As the cheering echoes through the streets of Baghdad, the conflict in Iraq is entering the crucial next phase - a subtle and shifting mix of urban fighting, police work, and helping Iraqis live in their war-torn land. It is likely to take many months, cost much more than the three-week war has so far, and could well require thousands more coalition troops.
The euphemism "nation building" applies. But even the occupation necessary to precede a transition to self-government will take at least six months, according to Deputy Defense Secretary Paul Wolfowitz, one of the Bush administration's head cheerleaders for regime change. And it may turn out that Army Chief of Staff Gen. Eric Shinseki was right in his public dispute with Mr. Wolfowitz, when he said that it could take at least 200,000 troops to do the job. (Some 125,000 are there now.)
Retired Gen. Charles Krulak, former commandant of the Marine Corps, calls what's coming now the "the three-block war."
"In one moment in time, our service members will be feeding and clothing displaced refugees - providing humanitarian assistance," he says. "In the next moment, they will be holding two warring tribes apart - conducting peacekeeping operations. Finally, they will be fighting a highly lethal mid-intensity battle. All within three city blocks."
In Baghdad and other cities as well, there remain pockets of resistance by loyalists and non-Iraqi Arab militants.
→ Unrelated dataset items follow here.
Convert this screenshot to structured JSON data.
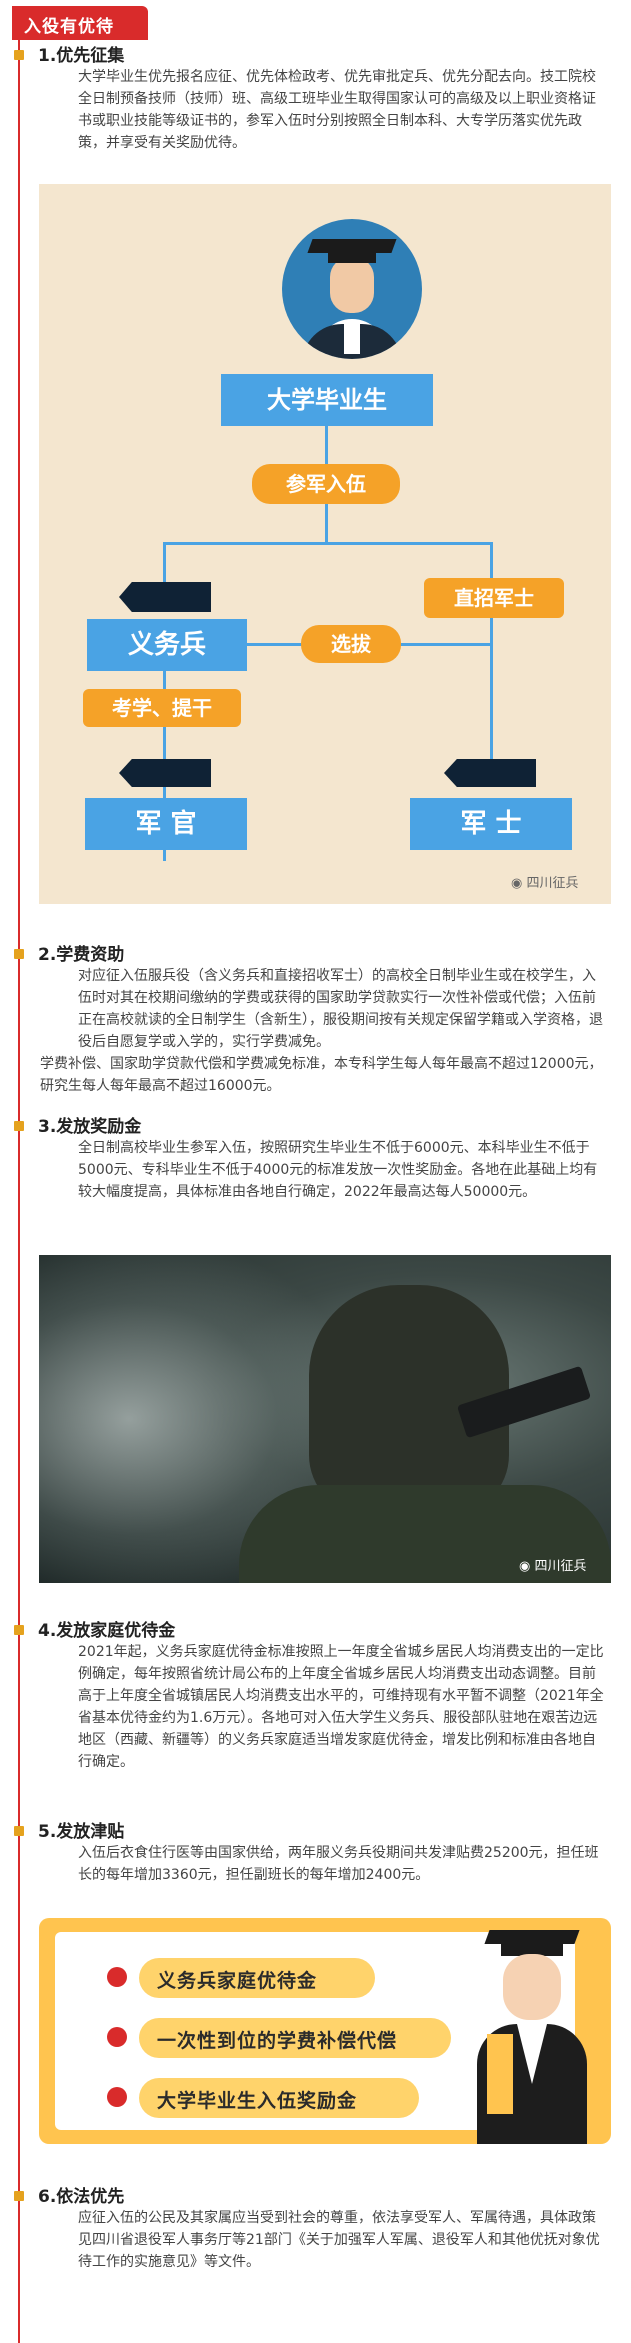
{
  "header": {
    "title": "入役有优待"
  },
  "sections": [
    {
      "title": "1.优先征集",
      "text": "大学毕业生优先报名应征、优先体检政考、优先审批定兵、优先分配去向。技工院校全日制预备技师（技师）班、高级工班毕业生取得国家认可的高级及以上职业资格证书或职业技能等级证书的，参军入伍时分别按照全日制本科、大专学历落实优先政策，并享受有关奖励优待。"
    },
    {
      "title": "2.学费资助",
      "text": "对应征入伍服兵役（含义务兵和直接招收军士）的高校全日制毕业生或在校学生，入伍时对其在校期间缴纳的学费或获得的国家助学贷款实行一次性补偿或代偿；入伍前正在高校就读的全日制学生（含新生），服役期间按有关规定保留学籍或入学资格，退役后自愿复学或入学的，实行学费减免。",
      "text2": "学费补偿、国家助学贷款代偿和学费减免标准，本专科学生每人每年最高不超过12000元，研究生每人每年最高不超过16000元。"
    },
    {
      "title": "3.发放奖励金",
      "text": "全日制高校毕业生参军入伍，按照研究生毕业生不低于6000元、本科毕业生不低于5000元、专科毕业生不低于4000元的标准发放一次性奖励金。各地在此基础上均有较大幅度提高，具体标准由各地自行确定，2022年最高达每人50000元。"
    },
    {
      "title": "4.发放家庭优待金",
      "text": "2021年起，义务兵家庭优待金标准按照上一年度全省城乡居民人均消费支出的一定比例确定，每年按照省统计局公布的上年度全省城乡居民人均消费支出动态调整。目前高于上年度全省城镇居民人均消费支出水平的，可维持现有水平暂不调整（2021年全省基本优待金约为1.6万元）。各地可对入伍大学生义务兵、服役部队驻地在艰苦边远地区（西藏、新疆等）的义务兵家庭适当增发家庭优待金，增发比例和标准由各地自行确定。"
    },
    {
      "title": "5.发放津贴",
      "text": "入伍后衣食住行医等由国家供给，两年服义务兵役期间共发津贴费25200元，担任班长的每年增加3360元，担任副班长的每年增加2400元。"
    },
    {
      "title": "6.依法优先",
      "text": "应征入伍的公民及其家属应当受到社会的尊重，依法享受军人、军属待遇，具体政策见四川省退役军人事务厅等21部门《关于加强军人军属、退役军人和其他优抚对象优待工作的实施意见》等文件。"
    }
  ],
  "flowchart": {
    "top": "大学毕业生",
    "enlist": "参军入伍",
    "left": "义务兵",
    "right": "直招军士",
    "select": "选拔",
    "exam": "考学、提干",
    "officer": "军 官",
    "nco": "军 士"
  },
  "watermark": "四川征兵",
  "banner": {
    "items": [
      "义务兵家庭优待金",
      "一次性到位的学费补偿代偿",
      "大学毕业生入伍奖励金"
    ]
  },
  "colors": {
    "accent_red": "#d92b2b",
    "section_marker": "#e5a21e",
    "flow_blue": "#4aa3e4",
    "flow_orange": "#f5a228",
    "banner_yellow": "#ffc44f"
  }
}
Widespread looting may just be an expression of jubilation, as US Central Command briefers said Wednesday, or a sign of more criminality to come during a period of lawlessness. And some Iraqis may want to seek their own form of justice for a lifetime of political repression and abuse.
"If it has not already started, there will be revenge attacks on Baath Party functionaries, intelligence and special-security-organization goons, and fedayeen fighters, plus the inevitable score-settling that has nothing to do with Saddam," says retired Army Col. Dan Smith. "Add the thousands of small arms that abound in Iraq, and keeping the peace will be a challenge."
At the moment, Colonel Smith, adds, "There are too few troops to control the disorder or maintain the peace."
Haiti, Bosnia, and Afghanistan have provided hard lessons and some experience in such warfare, but nothing on the scale likely to be seen in Iraq. Army and Marine Corps troops have had some training, but not enough, most experts agree. In any case, three hard weeks of combat means many of those troops will have to be rotated to rear areas (or back to the United States), likely to be replaced and augmented by fresh troops from the Army's recently arrived 4th Infantry Division.
But even fresh troops, including a large contingent of civil- affairs specialists, will not have an easy time of it. And at some point, according to observers, it may be that a broader coalition under United Nations auspices is called for.
"As long as US troops are responsible for peacekeeping and humanitarian aid, any little thing that goes wrong will be blamed on the US," says Charles Peña of the Cato Institute in Washington. "That could have a lasting impact on the ability of the US to implement the peace."
"Lebanon and Somalia are examples of what can happen when things start to go wrong," adds Mr. Peña. "However well-intentioned the US might be, we could get caught in the crossfire."
Meanwhile, the need for humanitarian aid grows daily. Most Iraqis have been getting their food in the form of rations from the government, paid for under the UN's oil-for-food program. But government ministries have collapsed with the regime, and some food rations are running out.
Electricity in Baghdad has been out for a week. The International Committee of the Red Cross reports that one of the water plants in Baghdad was bombed. This plant, the ICRC acknowledges, may have been "dual use" - serving both military and civilian needs - and therefore a legitimate military target. In any case, that still leaves many people without fresh water.
Such problems are found across the country.
Central Command has talked about restoring electricity and water in southern Iraq. But even saying it this way makes it clear that they do not understand the problem, says retired Air Force Col. Sam Gardiner.
"There was almost nothing to restore," says Colonel Gardiner. "Some water plants near Basra before the war were only getting two hours of electricity [a day]. The electrical grid was very fragile and only 50 percent of what it was in 1990" just before the last Gulf War.
This phase in the war is likely to illustrate the importance of the "strategic corporal," General Krulak's term for the junior soldier or marine who is likely to find himself faced with deciding which phase of the three-block war he's in as he encounters Iraqis.
"The behavior and decisions of even the most junior leaders and soldiers can percolate up to affect national policy," says Mark Burgess, a military analyst with the Center for Defense Information in Washington who previously served with the British Army in Northern Ireland.
A taste of that happened Wednesday when - to the consternation of those in the Pentagon watching the event on live television - US marines put an American flag atop a statue of Saddam Hussein. To many Iraqis gathered in the streets of Baghdad, that was a symbol of occupation. An Iraqi flag quickly replaced it.